Johnson & Johnson tried more than a decade ago to bring a fructose metabolism inhibitor to market after chemist Bruce Maryanoff, who discovered the blockbuster anti-epilepsy treatment Topamax, developed several of them. However, the drug failed before ever reaching a clinical trial, and J&J didn’t think funding more research would yield a commercial success, the now-retired Maryanoff said in an interview.
A JNJ spokeswoman said the company doesn’t currently have any fructose-inhibitor programs.
J&J and Maryanoff’s published data, along with the research being done at the University of Denver by Richard Johnson, caught the attention of scientists at Pfizer in 2011. Maryanoff’s team at J&J was the first to use the basic chemical structure of fructokinase in drug discovery. Pfizer’s scientists saw something to build and improve upon.
“We saw their leads and we thought we could do better. I knew we could do better,” said Thomas Magee, one of the co-inventors of Pfizer’s compound, which is called PF-06835919. “I said to my boss, ‘I want to work on this.”’
Initially, Pfizer’s outside advisory board rejected the pursuit of a fructose inhibitor on the grounds that it didn’t seem possible to stop the metabolism and prevent disease. There were also concerns over what happens to excess fructose that doesn’t leave the body through urination. Ultimately, Pfizer was persuaded that people with essential fructosuria have high sugar levels in their blood without problems.
Pfizer’s human trials
After screening thousands of compounds, Pfizer launched its first preclinical study in 2013, followed by human trials three years later. A mid-stage study of 53 patients recently wrapped up.
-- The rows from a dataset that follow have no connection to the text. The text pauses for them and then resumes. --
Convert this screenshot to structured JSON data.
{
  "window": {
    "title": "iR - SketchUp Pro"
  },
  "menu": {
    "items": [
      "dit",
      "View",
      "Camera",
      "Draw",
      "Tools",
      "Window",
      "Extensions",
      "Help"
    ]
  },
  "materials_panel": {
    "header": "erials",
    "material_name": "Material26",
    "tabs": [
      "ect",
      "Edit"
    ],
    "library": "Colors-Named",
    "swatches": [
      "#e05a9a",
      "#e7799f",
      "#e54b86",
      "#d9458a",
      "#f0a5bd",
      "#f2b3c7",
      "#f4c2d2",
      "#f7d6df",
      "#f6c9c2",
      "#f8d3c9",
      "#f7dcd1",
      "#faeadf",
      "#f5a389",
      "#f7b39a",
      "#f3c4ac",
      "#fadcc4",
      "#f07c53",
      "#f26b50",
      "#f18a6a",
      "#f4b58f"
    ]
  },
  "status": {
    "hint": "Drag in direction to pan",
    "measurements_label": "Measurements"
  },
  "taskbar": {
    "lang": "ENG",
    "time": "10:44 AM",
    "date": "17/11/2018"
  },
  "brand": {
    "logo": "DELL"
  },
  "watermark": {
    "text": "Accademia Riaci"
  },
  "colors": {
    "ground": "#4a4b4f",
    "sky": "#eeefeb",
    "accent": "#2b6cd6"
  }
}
One challenge, Birnbaum said, is that no one knows how many people with fat in their liver got it by eating a lot of fructose, and how many have it simply as a result of their body chemistry. Since Pfizer believes the drug is likely to work best in people who consume high amounts of fructose, but also be effective in most people with fatty liver and NASH, knowing how much unnatural fructose is consumed is crucial.
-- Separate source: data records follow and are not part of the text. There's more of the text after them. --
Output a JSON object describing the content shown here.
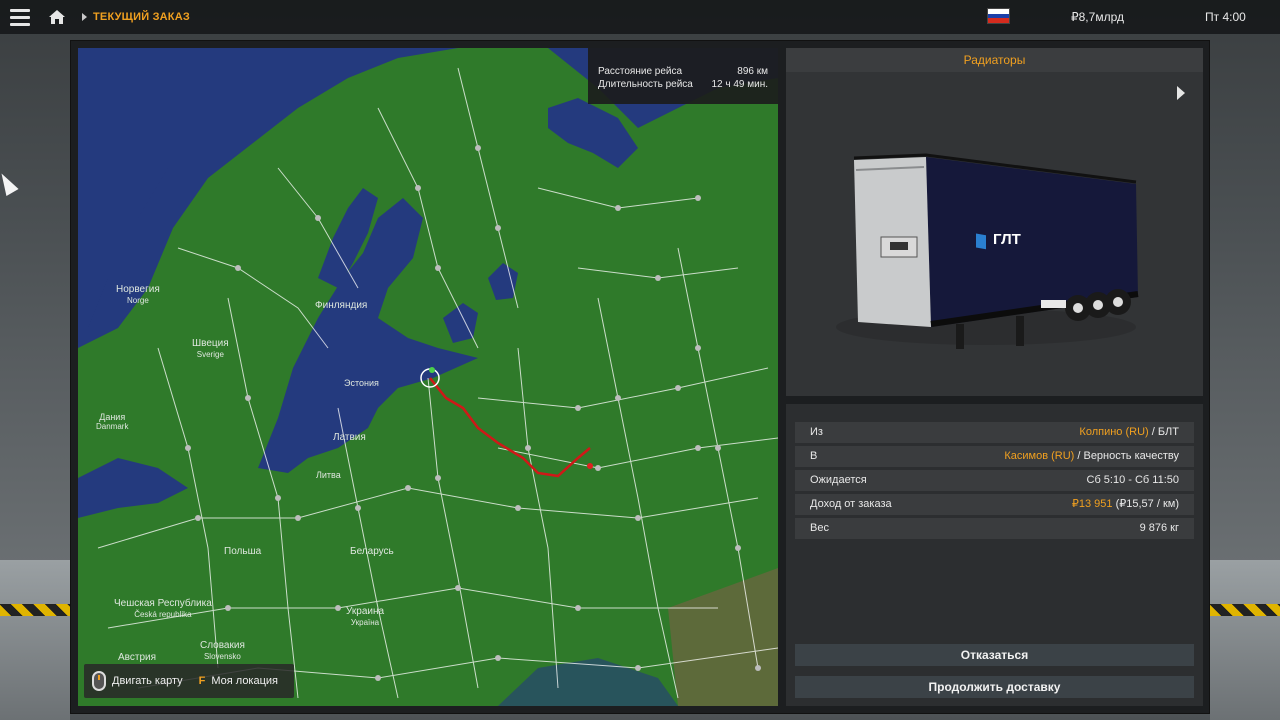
{
  "topbar": {
    "breadcrumb": "ТЕКУЩИЙ ЗАКАЗ",
    "money": "₽8,7млрд",
    "clock": "Пт 4:00",
    "menu_icon": "hamburger-icon",
    "home_icon": "home-icon",
    "flag_colors": [
      "#ffffff",
      "#1c3fa8",
      "#d52b1e"
    ]
  },
  "trip": {
    "distance_label": "Расстояние рейса",
    "distance_value": "896 км",
    "duration_label": "Длительность рейса",
    "duration_value": "12 ч 49 мин."
  },
  "map": {
    "labels": {
      "norway": "Норвегия",
      "norway_en": "Norge",
      "finland": "Финляндия",
      "sweden": "Швеция",
      "sweden_en": "Sverige",
      "latvia": "Латвия",
      "belarus": "Беларусь",
      "poland": "Польша",
      "czech": "Чешская Республика",
      "czech_en": "Česká republika",
      "slovakia": "Словакия",
      "slovakia_en": "Slovensko",
      "austria": "Австрия",
      "ukraine": "Украина",
      "ukraine_en": "Україна",
      "denmark": "Дания",
      "denmark_en": "Danmark",
      "estonia": "Эстония",
      "lithuania": "Литва"
    },
    "hint_move": "Двигать карту",
    "hint_key": "F",
    "hint_location": "Моя локация"
  },
  "cargo": {
    "title": "Радиаторы",
    "brand": "ГЛТ"
  },
  "job": {
    "from_label": "Из",
    "from_city": "Колпино (RU)",
    "from_company": " / БЛТ",
    "to_label": "В",
    "to_city": "Касимов (RU)",
    "to_company": " / Верность качеству",
    "expected_label": "Ожидается",
    "expected_value": "Сб 5:10 - Сб 11:50",
    "income_label": "Доход от заказа",
    "income_value": "₽13 951",
    "income_rate": " (₽15,57 / км)",
    "weight_label": "Вес",
    "weight_value": "9 876 кг"
  },
  "actions": {
    "decline": "Отказаться",
    "continue": "Продолжить доставку"
  },
  "colors": {
    "accent": "#f0a020",
    "land": "#2f7a2a",
    "water": "#243a7e",
    "route": "#d01818"
  }
}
Pfizer’s trial will provide the answer, Birnbaum said.
If the treatment works, it would be taken daily to prevent the buildup of fat cells in the liver. NASH’s effects include inflammation, scarring and metabolic changes. Up to 12 percent of Americans are estimated to have it. Not everyone with fatty liver ends up coming down with NASH, but Birnbaum compared the idea of reducing fatty liver to help prevent NASH to reducing cholesterol to help prevent heart disease. A drug aimed at controlling a common condition in a large number of people in that manner could be lucrative: The blockbuster cholesterol fighter Lipitor once accounted for a quarter of Pfizer’s revenue.
Pfizer’s focus on fructose is unique among companies developing medicines for asymptomatic NASH, which is projected to be the top reason for liver transplants by 2020. Intercept Pharmaceuticals, Madrigal Pharmaceuticals and Gilead Sciences have NASH drugs in late-stage studies, but they are targeting the sickest patients. The NASH drug market is expected to be worth about $40 billion by 2025.
Meanwhile, Johnson, 64, is developing his own drugs, which he hopes to sell some day. But he’s realistic about beating a giant like Pfizer from a 10-person research lab on a suburban college campus.
“They should be viewed as competing with us, and probably beating us,” he said with a chuckle. But Johnson said he wants Pfizer to succeed, as it would validate much of his research. “What we’re looking at is a medicine that prevents the development of obesity, prevents diabetes. My belief is this will have a major clinical impact.”